Der LEE NRW hat den Koalitions-Beschluss vom 01. Juli 2015 zugunsten einer Kapazitätsreserve für ausgewählte alte Braunkohlekraftwerke deutlich kritisiert.
„Aus einer verursachergerechten Klimaabgabe für Kraftwerksbetreiber wird jetzt eine Luxusrente für längst abgeschriebene, klimaschädliche Uraltkraftwerke, die die Allgemeinheit zahlen soll. Damit wird die Protestkampagne einzelner Energiekonzerne und Gewerkschaften aller Voraussicht nach mit einem milliardenschweren Subventionsgeschenk belohnt“, sagte Jan Dobertin, Geschäftsführer des LEE NRW.
Nach den jüngsten Plänen der Großen Koalition sollen ausgewählte Braunkohlekraftwerke mit einer Leistung von 2,7 Gigawatt künftig nur noch als Reserve vorgehalten werden, um das selbst gesteckte Klimaziel bis 2020 zu erreichen. Die Kraftwerksbetreiber werden im Gegenzug für die Stilllegung entschädigt. Damit hat Bundeswirtschaftsminister Sigmar Gabriel die Idee einer Klimaabgabe für alte und umweltschädliche Kraftwerke verworfen, die nach Ansicht der Erneuerbaren-Energien-Branche sowohl die deutlich günstigere als auch klimapolitisch wirksamere Alternative gewesen wäre.
Erst Ende Juni 2015 hatte das Deutsche Institut für Wirtschaftsforschung (DIW) klargestellt, dass der jetzt im Wesentlichen beschlossene Alternativvorschlag deutlich teurer für die Verbraucher werde als der ursprüngliche Plan des Bundeswirtschaftsministers. Laut LEE NRW sind vor allem die zuletzt diskutierten Gesamtkosten der Kapazitätsprämien von rund 800 Millionen Euro im Jahr „absurd hoch“. „Die jetzt geplante Ausgestaltung der Kapazitätsreserve droht das Ende von Uraltanlagen, die bereits jahrzehntelang mächtige Gewinne eingefahren haben und ohnehin am Ende ihrer Betriebsdauer angelangt sind, noch zusätzlich zu vergolden“, so Dobertin. Zwar bekenne sich auch der LEE NRW weiterhin zu seiner Forderung einer strategischen Kapazitätsreserve, diese müsse aber Mitnahmeeffekte für ohnehin zur Stilllegung vorgesehene Altkraftwerke unterbinden und wettbewerblich ausgestaltet werden.

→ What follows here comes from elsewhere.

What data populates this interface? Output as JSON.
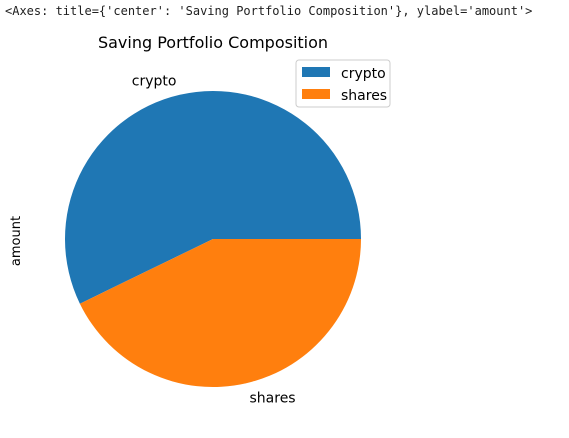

Neben den höheren Kosten ist die Entscheidung laut LEE NRW auch klimapolitisch weniger effektiv. Denn war die Klimaabgabe noch an die Stilllegung von CO2-Zertifikaten im europäischen Emissionshandel gekoppelt, ist dies bei der jetzt beschlossenen Kapazitätsreserve nicht mehr der Fall. Die Emissionen, die durch die Stilllegung von Kraftwerken eingespart werden, würden zwar die deutsche Klimabilanz entlasten, zugleich aber auch den europäischen CO2-Handelspreis weiter nach unten drücken.
„Die Entscheidung von Bundesregierung und Bundeswirtschaftsminister zu einer Kapazitätsreserve aus Uraltkraftwerken ist zudem höchst inkonsequent. Bisher hat Herr Gabriel in allen energiepolitischen Fragen und insbesondere bei der EEG-Reform immer die Kosteneffizienz und einen stabilen Strompreis als zentrale Ziele genannt. Jetzt ist auf einmal entscheidend, was wenige Energiekonzerne und einzelne Gewerkschaften fordern“, kritisierte Dobertin.
Einige andere energiepolitische Entscheidungen der Koalitionsspitzen von SPD, CDU und CSU begrüßte der LEE NRW hingegen ausdrücklich: Hierzu zählen die Absage der Koalition an einen umfassenden Kapazitätsmarkt, in dem Betreiber allein schon für die Bereitstellung gesicherter und auch nicht genutzter Kapazitäten belohnt werden, der Netzausbau sowie die Vorrangigkeit eines flexibilisierten Strommarktes.